Rates of total denitrification (D14), denitrification based on NO3 − diffusing from the water column (DW) and denitrification coupled to sediment nitrification (DN) were calculated as described by Nielsen (1992). DNRA based on water column NO3 − (DNRAW) was calculated from the water column 15N–NO3 − enrichment and the 15N enrichment of the bioavailable NH4 + pool (Risgaard-Petersen & Rysgaard, 1995). DNRA coupled to sediment nitrification (DNRAN) was estimated from the DNRAW and the ratio between DN and DW (Risgaard-Petersen & Rysgaard, 1995).
Anammox is recognised as an interference when using the isotope pairing technique which can lead to overestimation of denitrification (Risgaard-Petersen et al., 2003). However, in shallow water coastal marine sediments anammox has been shown to be an insignificant source of N2 compared to denitrification (Dalsgaard et al., 2005; Burgin & Hamilton, 2007), especially in tropical systems (Dong et al., 2011). Therefore, we assume that our estimates of denitrification are valid, although it may also incorporate a small proportion of N2 production via anammox.
Determination of T. australiensis respiration and ammonium excretion rates
Pre-weighed individuals from the acclimatised T. australiensis population were placed into 0.5-l Wheaton bottles (n = 9) containing unfiltered seawater for respiration and NH4 + excretion assays. Initial water samples were collected for O2 and NH4 + determinations, the bottles closed and incubated under dark conditions for ~3 h at 22 ± 2°C until final samples were taken. Respiration and NH4 + excretion were calculated from the time-dependent changes in O2 and NH4 + concentrations.

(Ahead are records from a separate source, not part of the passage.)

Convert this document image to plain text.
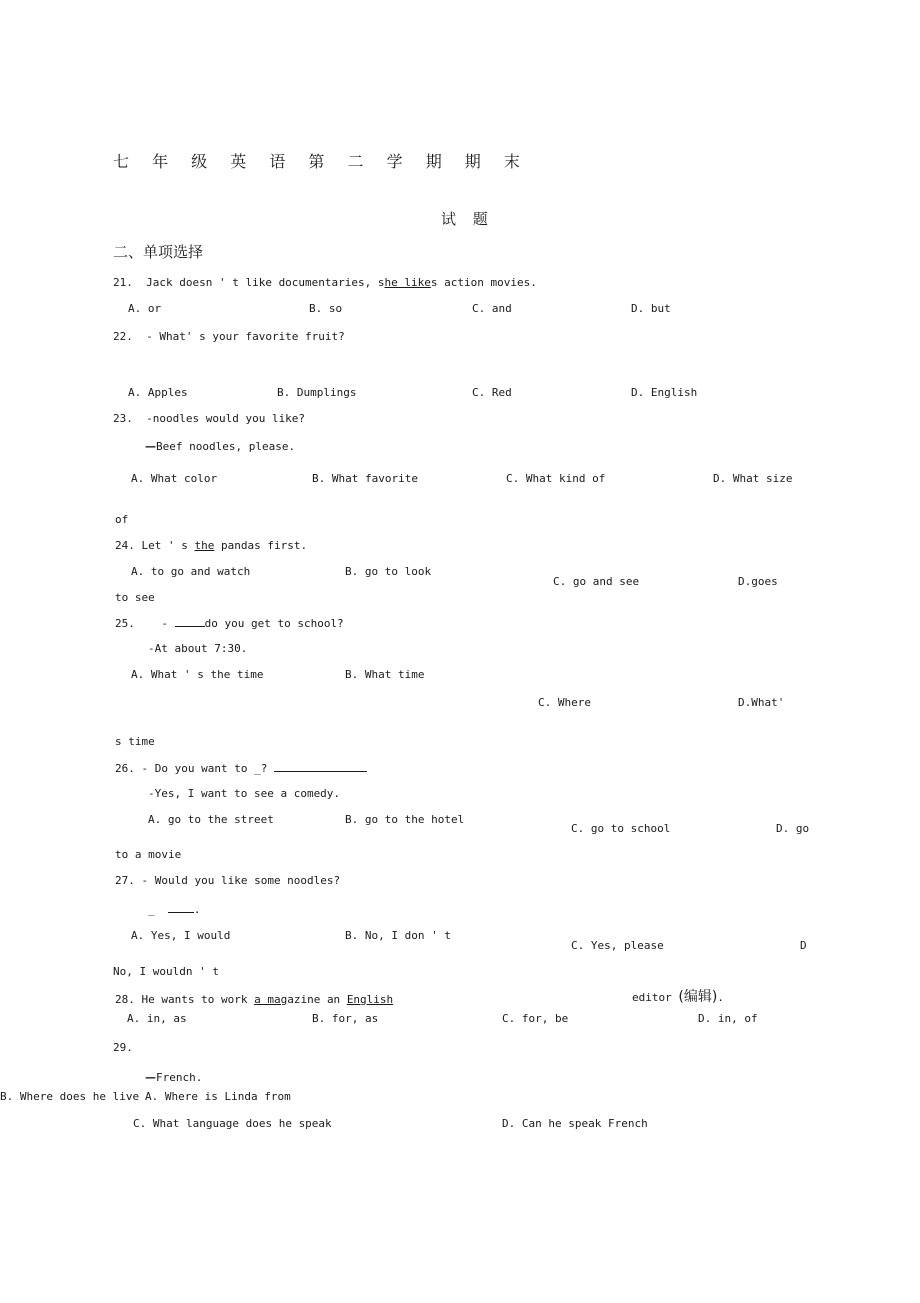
七 年 级 英 语 第 二 学 期 期 末
试 题
二、单项选择
21.  Jack doesn ' t like documentaries, she likes action movies.
A. or	B. so	C. and	D. but
22.  - What' s your favorite fruit?
A. Apples	B. Dumplings	C. Red	D. English
23.  -noodles would you like?
—Beef noodles, please.
A. What color	B. What favorite	C. What kind of	D. What size
of
24. Let ' s the pandas first.
A. to go and watch	B. go to look
C. go and see	D.goes
to see
25.    -	do you get to school?
-At about 7:30.
A. What ' s the time	B. What time
C. Where	D.What'
s time
26. - Do you want to _?
-Yes, I want to see a comedy.
A. go to the street	B. go to the hotel
C. go to school	D. go
to a movie
27. - Would you like some noodles?
_  .
A. Yes, I would	B. No, I don ' t
C. Yes, please	D
No, I wouldn ' t
28. He wants to work a magazine an English	editor (编辑).
A. in, as	B. for, as	C. for, be	D. in, of
29.
—French.
B. Where does he live A. Where is Linda from
C. What language does he speak	D. Can he speak French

Sample handling and laboratory analysis
Water samples for DIC, O2 and N2 were collected, avoiding bubble formation using 50-ml syringes and silicone tubing. DIC, O2 and N2 samples were transferred to 12-ml gas-tight glass vials (Exetainer, Labco), fixed using 100 μl saturated HgCl2, Winkler reagents (APHA, 1998) and 150 μl of 50% ZnCl2, respectively, sealed and stored at 4°C. DIC concentrations were determined using a total organic carbon analyser (TOC-VCSH, Shimadzu Corporation) and oxygen by the Winkler titration method with azide modification (APHA, 1998). Dissolved N2 concentrations and the proportions of 29N2 and 30N2 were analysed at the National Environmental Research Institute, Silkeborg, Denmark as described by Risgaard-Petersen & Rysgaard (1995). DIN concentrations were determined using a nutrient analyser (Easychem Plus, Systea Analytical Technologies).

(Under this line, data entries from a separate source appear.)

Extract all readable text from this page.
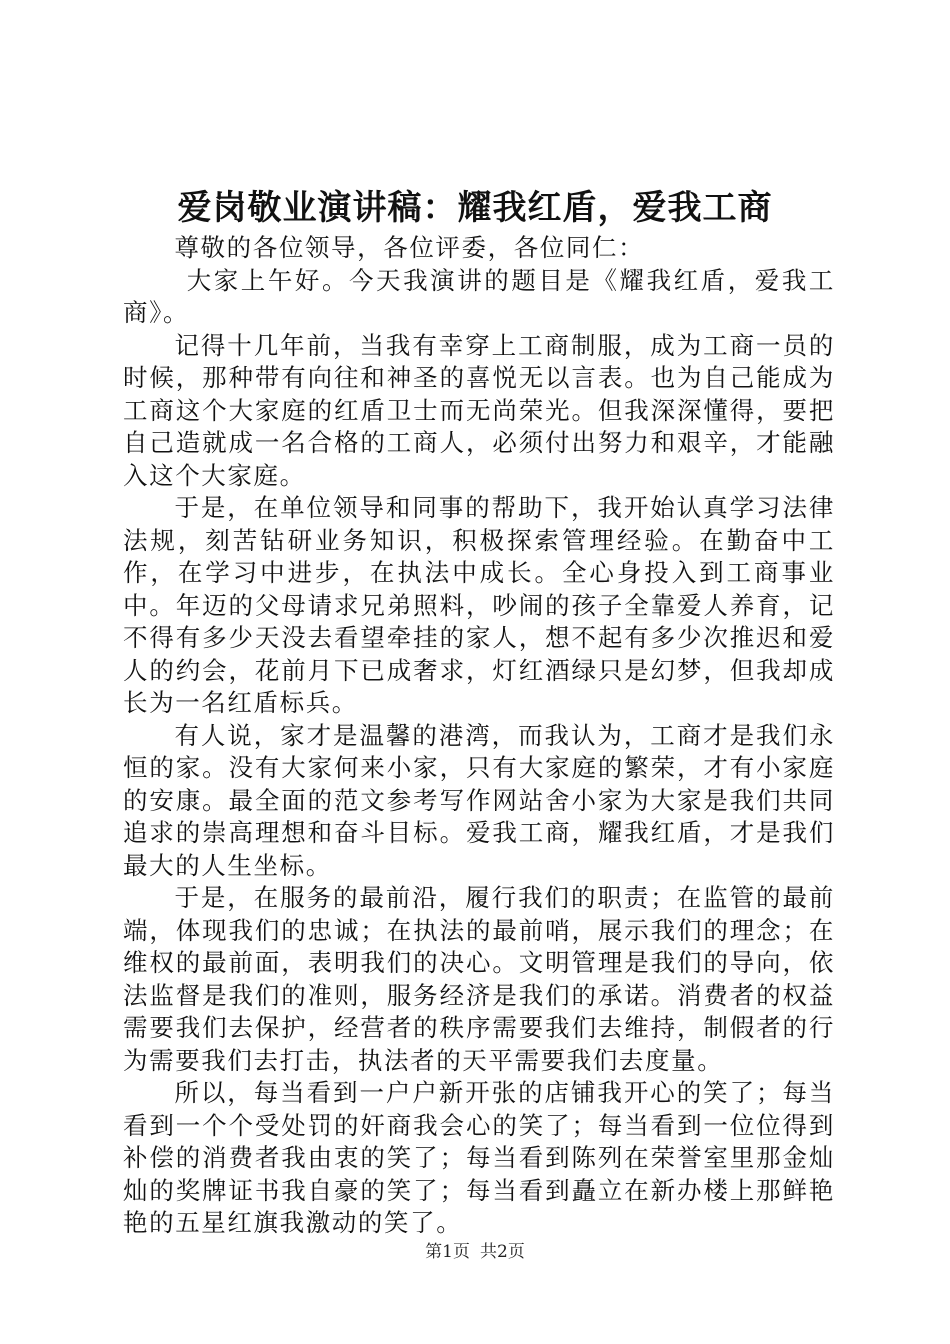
爱岗敬业演讲稿：耀我红盾，爱我工商

尊敬的各位领导，各位评委，各位同仁：

大家上午好。今天我演讲的题目是《耀我红盾，爱我工商》。

记得十几年前，当我有幸穿上工商制服，成为工商一员的时候，那种带有向往和神圣的喜悦无以言表。也为自己能成为工商这个大家庭的红盾卫士而无尚荣光。但我深深懂得，要把自己造就成一名合格的工商人，必须付出努力和艰辛，才能融入这个大家庭。

于是，在单位领导和同事的帮助下，我开始认真学习法律法规，刻苦钻研业务知识，积极探索管理经验。在勤奋中工作，在学习中进步，在执法中成长。全心身投入到工商事业中。年迈的父母请求兄弟照料，吵闹的孩子全靠爱人养育，记不得有多少天没去看望牵挂的家人，想不起有多少次推迟和爱人的约会，花前月下已成奢求，灯红酒绿只是幻梦，但我却成长为一名红盾标兵。

有人说，家才是温馨的港湾，而我认为，工商才是我们永恒的家。没有大家何来小家，只有大家庭的繁荣，才有小家庭的安康。最全面的范文参考写作网站舍小家为大家是我们共同追求的崇高理想和奋斗目标。爱我工商，耀我红盾，才是我们最大的人生坐标。

于是，在服务的最前沿，履行我们的职责；在监管的最前端，体现我们的忠诚；在执法的最前哨，展示我们的理念；在维权的最前面，表明我们的决心。文明管理是我们的导向，依法监督是我们的准则，服务经济是我们的承诺。消费者的权益需要我们去保护，经营者的秩序需要我们去维持，制假者的行为需要我们去打击，执法者的天平需要我们去度量。

所以，每当看到一户户新开张的店铺我开心的笑了；每当看到一个个受处罚的奸商我会心的笑了；每当看到一位位得到补偿的消费者我由衷的笑了；每当看到陈列在荣誉室里那金灿灿的奖牌证书我自豪的笑了；每当看到矗立在新办楼上那鲜艳艳的五星红旗我激动的笑了。

第1页 共2页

Trypaea australiensis and sediment LOI550 was determined as weight loss following drying (80°C for 48 h) and ashing (550°C for 1 h). T. australiensis, sediment and mangrove leaf samples for the determination of C:N ratios were analysed using an elemental analyser (EA3000, Eurovector). Particle grain size distribution of sediments was determined by dry sieving. Leaves and T. australiensis body tissue (exoskeleton removed) were rinsed in Milli-Q element water, freeze-dried and ground prior to analysis. Sub-samples of dried powdered sediment were treated with 1 M HCl to remove carbonates before being freeze-dried and subsequently analysed.

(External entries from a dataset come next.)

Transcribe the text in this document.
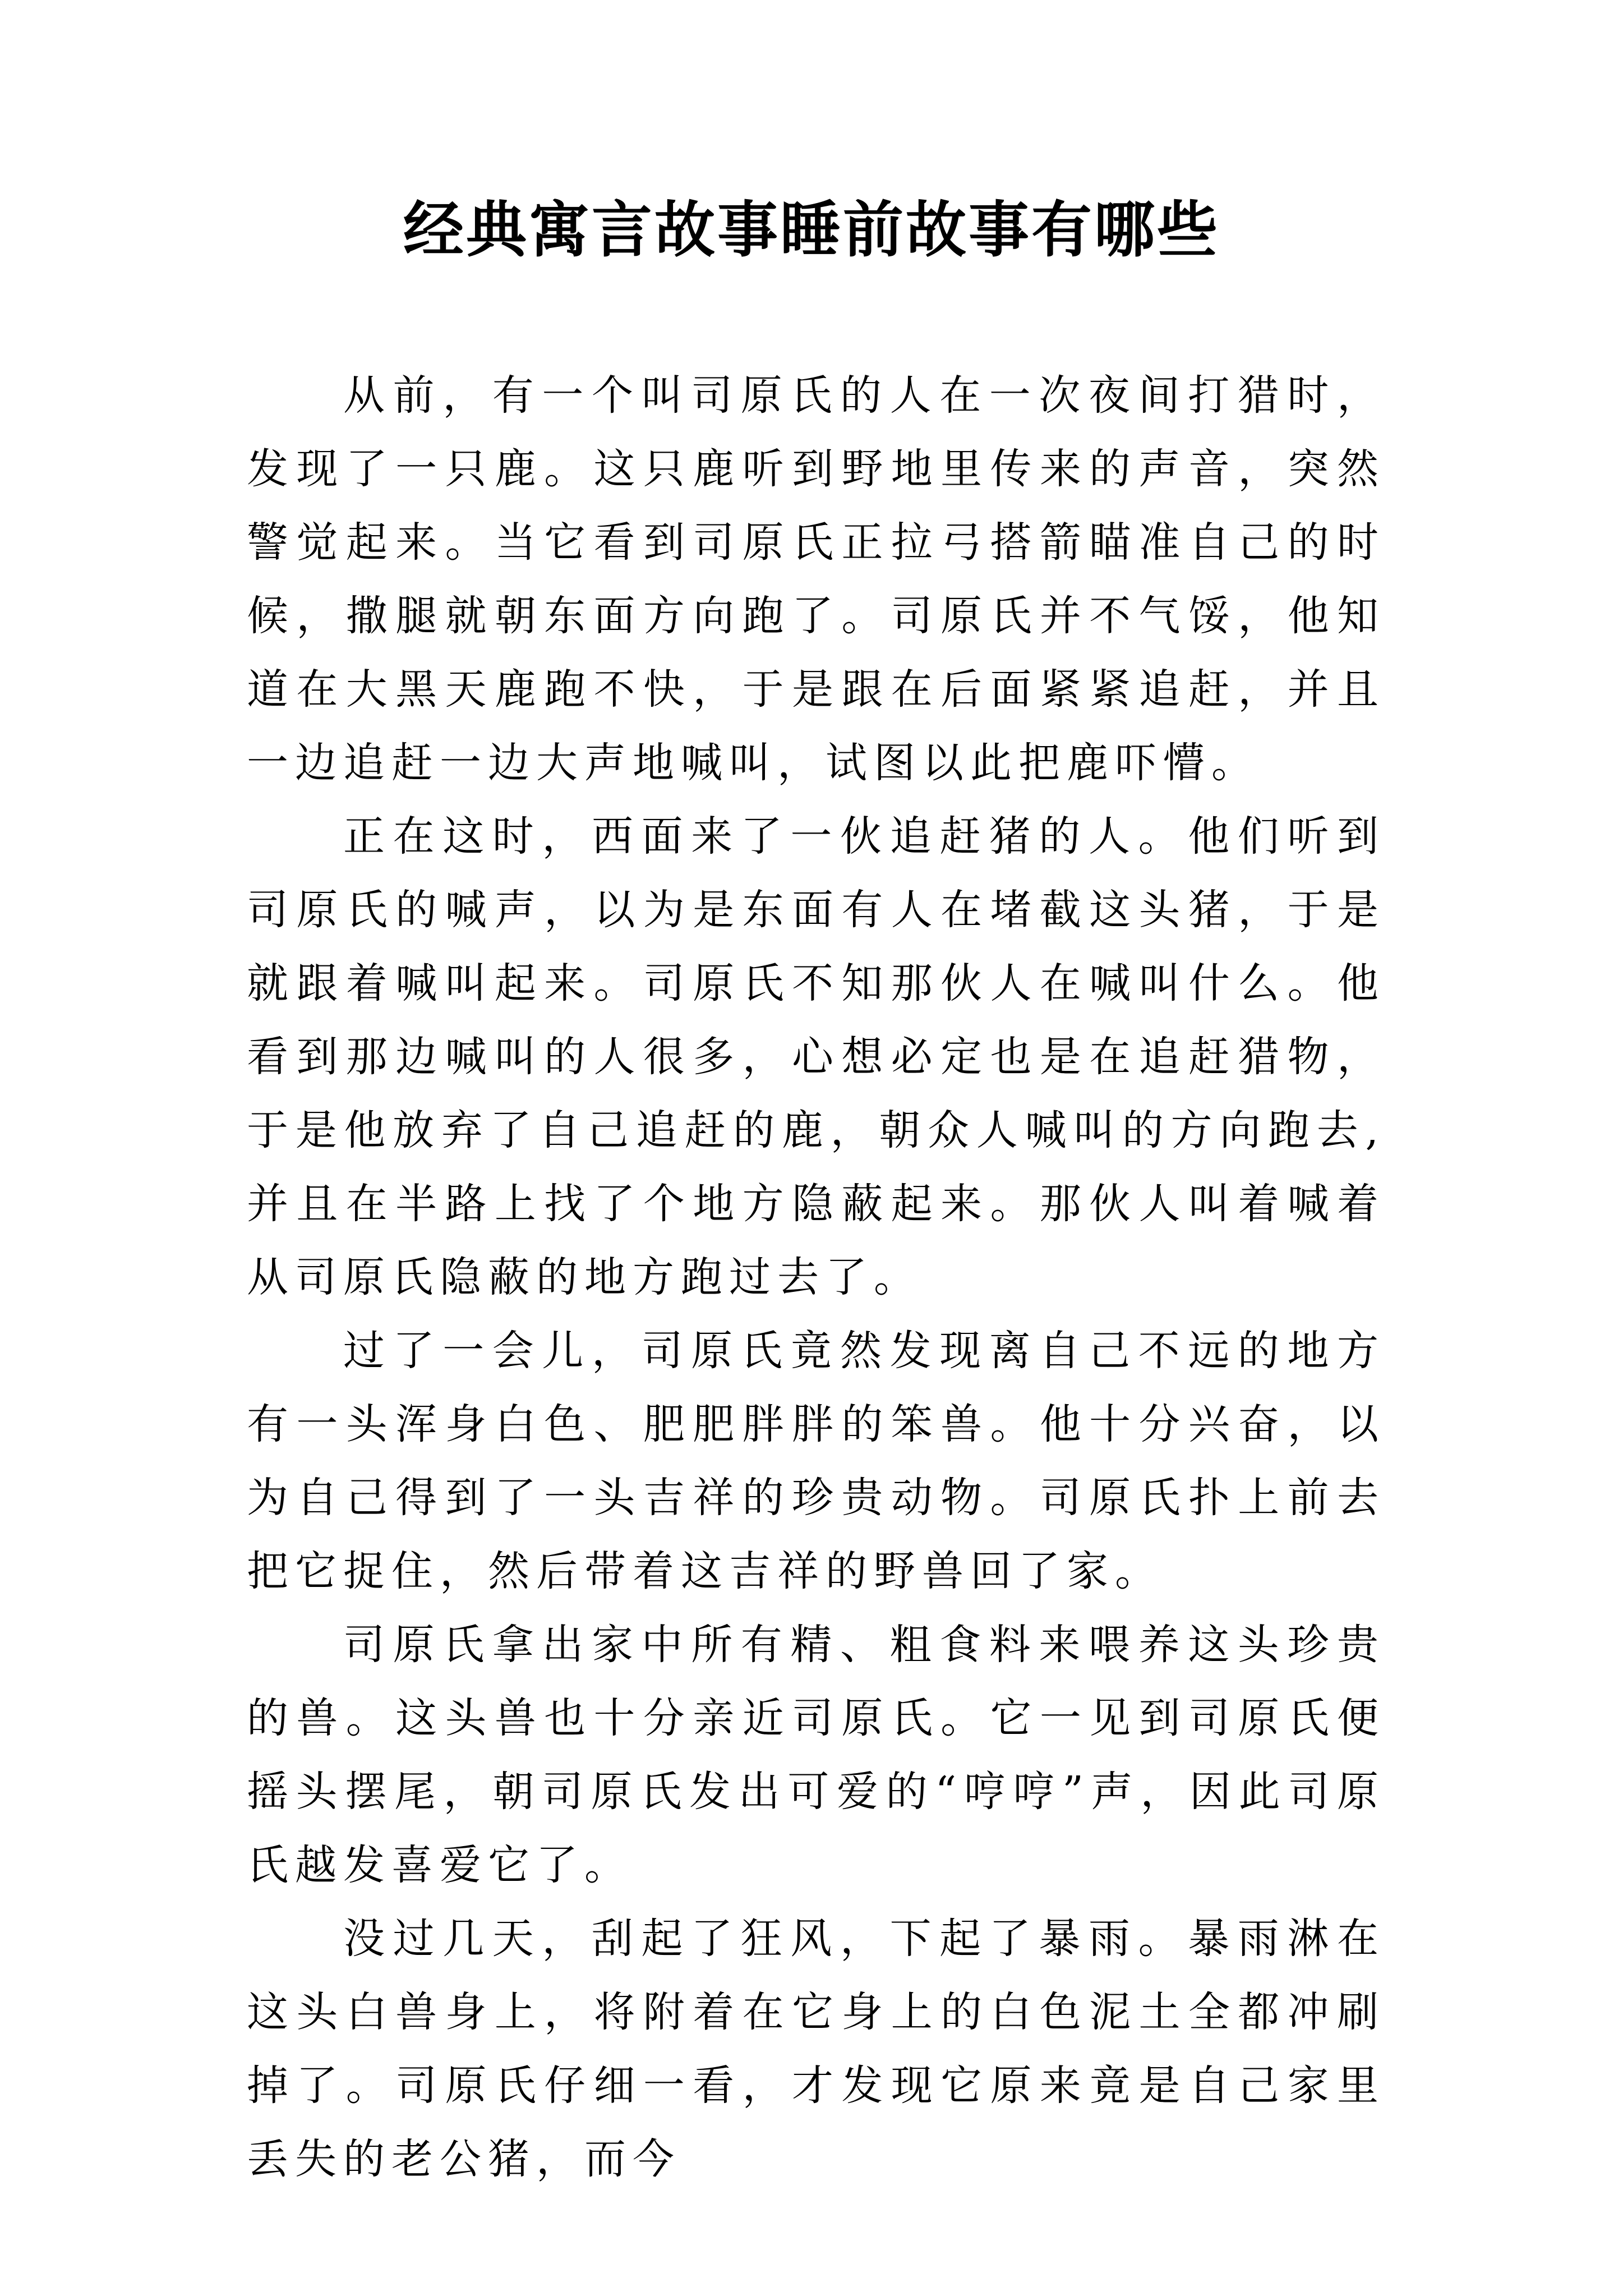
经典寓言故事睡前故事有哪些

从前，有一个叫司原氏的人在一次夜间打猎时，发现了一只鹿。这只鹿听到野地里传来的声音，突然警觉起来。当它看到司原氏正拉弓搭箭瞄准自己的时候，撒腿就朝东面方向跑了。司原氏并不气馁，他知道在大黑天鹿跑不快，于是跟在后面紧紧追赶，并且一边追赶一边大声地喊叫，试图以此把鹿吓懵。

正在这时，西面来了一伙追赶猪的人。他们听到司原氏的喊声，以为是东面有人在堵截这头猪，于是就跟着喊叫起来。司原氏不知那伙人在喊叫什么。他看到那边喊叫的人很多，心想必定也是在追赶猎物，于是他放弃了自己追赶的鹿，朝众人喊叫的方向跑去,并且在半路上找了个地方隐蔽起来。那伙人叫着喊着从司原氏隐蔽的地方跑过去了。

过了一会儿，司原氏竟然发现离自己不远的地方有一头浑身白色、肥肥胖胖的笨兽。他十分兴奋，以为自己得到了一头吉祥的珍贵动物。司原氏扑上前去把它捉住，然后带着这吉祥的野兽回了家。

司原氏拿出家中所有精、粗食料来喂养这头珍贵的兽。这头兽也十分亲近司原氏。它一见到司原氏便摇头摆尾，朝司原氏发出可爱的“哼哼”声，因此司原氏越发喜爱它了。

没过几天，刮起了狂风，下起了暴雨。暴雨淋在这头白兽身上，将附着在它身上的白色泥土全都冲刷掉了。司原氏仔细一看，才发现它原来竟是自己家里丢失的老公猪，而今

The 15N enrichment of sediment bioavailable ammonium pools was determined at the National Environmental Research Institute, Silkeborg, Denmark following micro-diffusion and hypobromite oxidation of the ammonium to N2 (Risgaard-Petersen & Rysgaard, 1995).
Statistical analyses
Comparisons of T. australiensis characteristics and final day nitrogen cycling processes between treatments were analysed by one-way ANOVA and means were compared using Tukey’s HSD analysis. A linear mixed models (LMM) approach was used to investigate the effect of the two fixed factors: organic matter addition (OM) and yabby addition (Y) using the triplicate microcosms within each of the four treatments as a random effect. A heterogeneous AR1 structure was selected as the best structure representing the correlated errors associated with the repeated measures factor for all the dependent variables. Initial exploratory analyses indicated that the dependent variables required log (x + constant) transformation to ensure linearity, homogeneity of variance, and normality assumptions were satisfied for subsequent LMM analysis. Pearson correlations were used to explore data and identify relationships between respiration and NH4 + excretion rates and T. australiensis characteristics. Criteria of P < 0.05 and 0.01 were used to determine significant differences using SPSS for Windows (SPSS Inc., version 19).
Results
Characteristics of sediments, yabbies and mangrove leaf litter
The sediment collected for preparation of the microcosms was dominated by fine sands with a wet bulk density of 1.76 ± 0.03 g cm−3, a low organic matter content (0.42 ± 0.07% LOI550), a nitrogen content of 0.005 ± 0.001% dry weight and a C:N ratio of 15.0 ± 2.4. Following acclimatisation in the laboratory, yabbies had a mean individual biomass of 4.08 ± 0.10 g wet weight, a tissue C:N ratio of 4.9 ± 0.9, and the collected A. marina leaf litter had a N content of 1.24 ± 0.11% dry weight and a C:N ratio of 36.9 ± 2.4.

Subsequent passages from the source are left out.